Golf rounds increase nationally in 2015 for first time since 2012
Mild fall and winter weather in much of the U.S. contributed to an increase in rounds played in 2015, the National Golf Foundation announced.
Total U.S. rounds were up 1.8 percent last year compared with 2014, the first increase since 2012, according to an NGF report. Milder weather in colder regions of the country played a big role in boosting the final annual numbers. Rounds played in October-December jumped by 12 percent from the previous year, lifting the final 2015 tally.
Many course operators also told the NGF that an improving economy helped boost rounds played.
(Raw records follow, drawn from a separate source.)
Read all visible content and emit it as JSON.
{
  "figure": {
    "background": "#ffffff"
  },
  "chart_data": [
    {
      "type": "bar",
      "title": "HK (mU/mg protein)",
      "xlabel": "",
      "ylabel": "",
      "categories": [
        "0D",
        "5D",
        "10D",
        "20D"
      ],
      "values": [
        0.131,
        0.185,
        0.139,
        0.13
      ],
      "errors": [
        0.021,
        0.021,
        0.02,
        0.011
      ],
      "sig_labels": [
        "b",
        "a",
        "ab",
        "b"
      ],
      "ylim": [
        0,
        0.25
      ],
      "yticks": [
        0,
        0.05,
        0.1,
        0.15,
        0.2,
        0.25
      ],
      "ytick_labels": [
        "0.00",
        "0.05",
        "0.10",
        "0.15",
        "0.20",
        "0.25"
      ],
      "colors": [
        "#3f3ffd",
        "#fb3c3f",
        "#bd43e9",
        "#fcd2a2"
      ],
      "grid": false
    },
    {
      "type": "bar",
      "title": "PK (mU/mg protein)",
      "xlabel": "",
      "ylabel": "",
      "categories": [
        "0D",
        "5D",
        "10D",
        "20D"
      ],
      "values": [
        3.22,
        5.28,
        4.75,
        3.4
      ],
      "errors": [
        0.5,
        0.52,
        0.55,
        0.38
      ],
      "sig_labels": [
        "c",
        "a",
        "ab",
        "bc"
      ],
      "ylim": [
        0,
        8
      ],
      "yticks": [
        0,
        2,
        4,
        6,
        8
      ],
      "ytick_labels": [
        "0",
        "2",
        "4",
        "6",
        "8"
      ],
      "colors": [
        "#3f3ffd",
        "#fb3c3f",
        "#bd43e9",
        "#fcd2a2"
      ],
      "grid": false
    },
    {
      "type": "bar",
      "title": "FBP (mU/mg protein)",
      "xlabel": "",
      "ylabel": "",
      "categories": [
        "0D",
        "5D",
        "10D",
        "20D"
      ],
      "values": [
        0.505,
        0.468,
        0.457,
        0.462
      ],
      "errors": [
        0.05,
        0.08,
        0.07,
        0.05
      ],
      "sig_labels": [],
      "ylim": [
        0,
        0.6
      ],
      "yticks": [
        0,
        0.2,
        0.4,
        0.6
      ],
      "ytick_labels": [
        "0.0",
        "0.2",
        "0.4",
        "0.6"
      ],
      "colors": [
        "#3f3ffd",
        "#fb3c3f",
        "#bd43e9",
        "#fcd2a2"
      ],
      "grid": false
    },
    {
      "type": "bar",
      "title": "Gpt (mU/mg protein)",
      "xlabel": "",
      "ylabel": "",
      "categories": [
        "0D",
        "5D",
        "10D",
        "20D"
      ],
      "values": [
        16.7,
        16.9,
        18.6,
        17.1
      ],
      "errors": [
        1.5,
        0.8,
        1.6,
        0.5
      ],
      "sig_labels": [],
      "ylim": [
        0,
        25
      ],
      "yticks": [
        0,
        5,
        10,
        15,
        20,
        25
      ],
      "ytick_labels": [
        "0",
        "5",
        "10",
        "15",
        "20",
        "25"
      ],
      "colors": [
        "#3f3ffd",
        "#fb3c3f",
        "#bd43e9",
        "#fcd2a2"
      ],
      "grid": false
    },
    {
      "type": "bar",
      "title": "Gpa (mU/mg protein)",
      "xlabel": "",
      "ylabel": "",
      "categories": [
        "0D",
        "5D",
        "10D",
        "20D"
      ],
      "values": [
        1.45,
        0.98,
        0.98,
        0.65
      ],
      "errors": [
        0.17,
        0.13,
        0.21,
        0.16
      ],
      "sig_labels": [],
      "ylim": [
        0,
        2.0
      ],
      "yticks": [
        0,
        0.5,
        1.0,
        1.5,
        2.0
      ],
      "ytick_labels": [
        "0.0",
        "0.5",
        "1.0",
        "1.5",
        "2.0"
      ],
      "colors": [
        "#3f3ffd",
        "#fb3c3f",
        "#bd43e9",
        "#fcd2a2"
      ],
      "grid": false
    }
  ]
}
We didn't have a golf course contract in the United States since probably 2006. We've got seven or eight this year. We've got a lot of work coming on this year. . . . I think golf's made a turnaround. I think the game is coming back.
Jack Nicklaus
Paid rounds were down about 1 percent on the Grand Strand, according to statistics compiled by marketing cooperative Myrtle Beach Golf Holiday, and the area did not benefit from October weather as other parts of the country did. Record rainfall and flooding hit the area early in the month.
NGF also believes committed golfers are playing more frequently, as research shows average rounds played per golfer have steadily increased since 2003, with the country’s approximate 25 million golfers averaging just shy of 20 rounds played last year.
NGF research also found course closures continued to outpace openings in 2015, with a net reduction of 148.5 courses, or a 1 percent contraction from 2014, leaving approximately 14,300 18-hole equivalent courses. There were 177 permanent closures and only 17 new courses opened in 2015, the NGF reported, but that was up from 11 openings in 2014.
Since 2006, the number of golf course closures has outpaced the number of openings each year, which is considered a market correction, though the total supply has diminished only about 5 percent, the NGF says.
There is an increased interest in new golf projects however, according to course designer Jack Nicklaus. He said last week that he has more than a half-dozen contracts to build new courses in the U.S., his first domestic contracts for new courses in about a decade. He and other architects have instead had design projects in Asia, the Caribbean, Latin America and elsewhere.
“We've got a lot of work coming on this year, and most all of it is new work, which is amazing to me,” Nicklaus said. “When the economy went south in the United States, [we had] the opportunity to go to China, go to Russia, go to the Middle East, go to New Zealand, Australia, South America, places that we normally wouldn't go.
“I think golf's made a turnaround. I think the game is coming back.”